Forgiveness is letting go of the "right to get even" with a person who has hurt us in some way. And that's what God is like, because he never seeks to get even. His door is always open to us. No matter what we've done, God runs to meet us with open arms the moment he sees us coming. No matter how long we've been gone, the only thing that matters to God is that we're home again.

This quality of total forgiveness in God means that he has even forgiven Satan for everything Satan has done. This idea might be confusing and even unpleasant for some. We might wonder if this is true. Jesus said clearly that Satan and his angels could not be saved. Can God forgive those who can't be saved? Of course. Salvation is achieved through friendship, not forgiveness.

For centuries, Christians have mistakenly believed that salvation was about finding a way to get God to forgive our sins. That's not true. Forgiveness isn't the obstacle to salvation. The obstacle to salvation is our unwillingness to trust God. If we embrace an attitude of distrust and fear toward God, we will refuse to have a relationship with him.

God freely forgives, but this forgiveness can't affect us if we aren't willing to receive it. The sad thing is that Satan and all of God's other wicked children will die having been totally forgiven, but they won't know it. In the same way, if the prodigal son had sat in the pigpen until he starved, he would have died having been totally forgiven by his father. He wouldn't have known it, though, because he never would have gone home to find out.

God wants to reshape our thinking on forgiveness.

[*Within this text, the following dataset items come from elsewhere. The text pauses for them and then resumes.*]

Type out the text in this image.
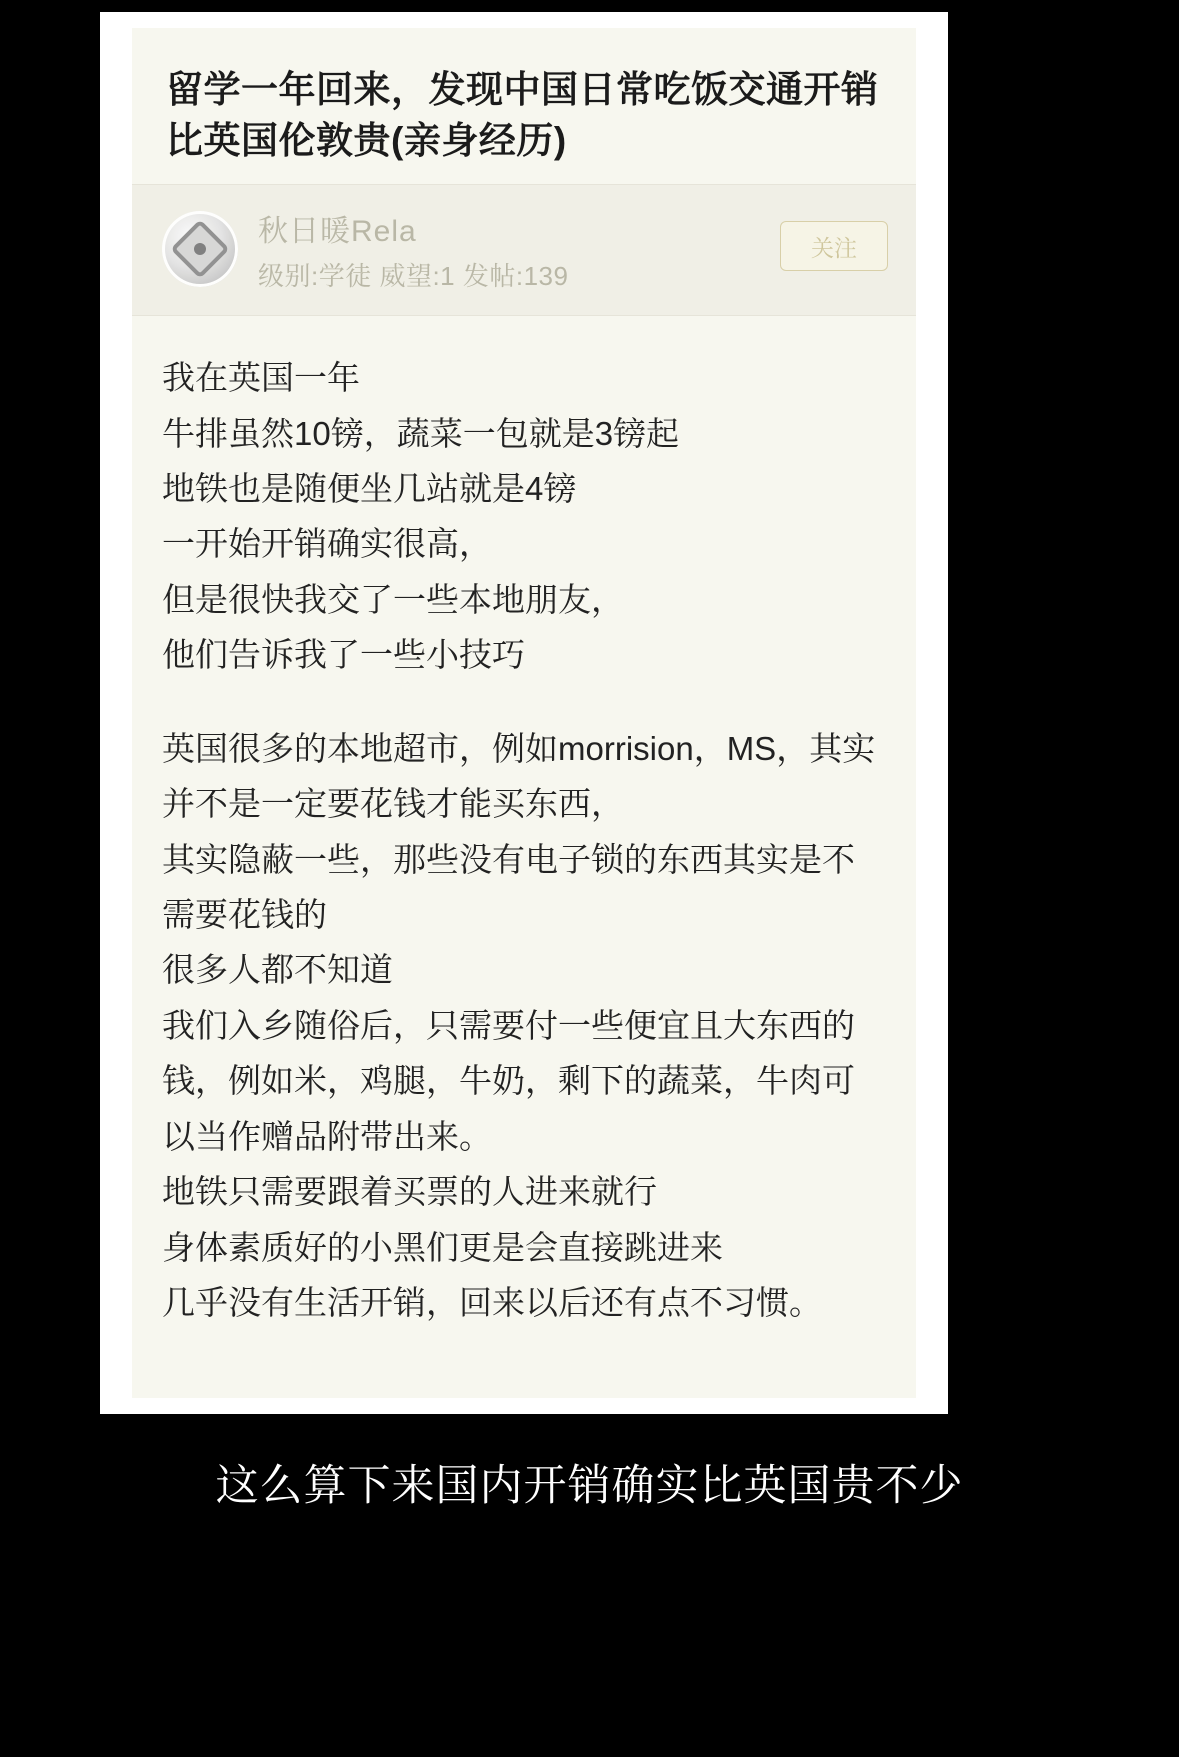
留学一年回来，发现中国日常吃饭交通开销比英国伦敦贵(亲身经历)
秋日暖Rela
级别:学徒 威望:1 发帖:139
关注

我在英国一年

牛排虽然10镑，蔬菜一包就是3镑起

地铁也是随便坐几站就是4镑

一开始开销确实很高，

但是很快我交了一些本地朋友，

他们告诉我了一些小技巧

英国很多的本地超市，例如morrision，MS，其实并不是一定要花钱才能买东西，

其实隐蔽一些，那些没有电子锁的东西其实是不需要花钱的

很多人都不知道

我们入乡随俗后，只需要付一些便宜且大东西的钱，例如米，鸡腿，牛奶，剩下的蔬菜，牛肉可以当作赠品附带出来。

地铁只需要跟着买票的人进来就行

身体素质好的小黑们更是会直接跳进来

几乎没有生活开销，回来以后还有点不习惯。

这么算下来国内开销确实比英国贵不少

He has a special brand of "vengeance." Paul lays it out in Romans 12:

Don't insist on getting even; that's not for you to do. "I'll do the judging," says God. "I'll take care of it."

Our Scriptures tell us that if you see your enemy hungry, go buy that person lunch, or if he's thirsty, get him a drink. Your generosity will surprise him with goodness. Don't let evil get the best of you; get the best of evil by doing good.

Some suggest that God asks us to do the latter part—feeding and clothing our enemies—so he can take care of the judgment and wrath. They say this as if God is really looking forward to making his evil children suffer, and he wants to relish that task all by himself. That's ridiculous! God doesn't hold us to a different standard than himself. He never lets evil get the best of him, and he's eager to educate us in his method of "getting even." Overcoming evil with good: that's almost the very definition of God. He always repays evil with blessings.

If you're drowning in guilt and fear over the bad choices you've made in your life, don't be afraid. You can get up and go home. You are already forgiven! God is an immediate forgiver. He'll welcome you with open arms and treat you like you never left. In him, there are no obstacles to forgiveness.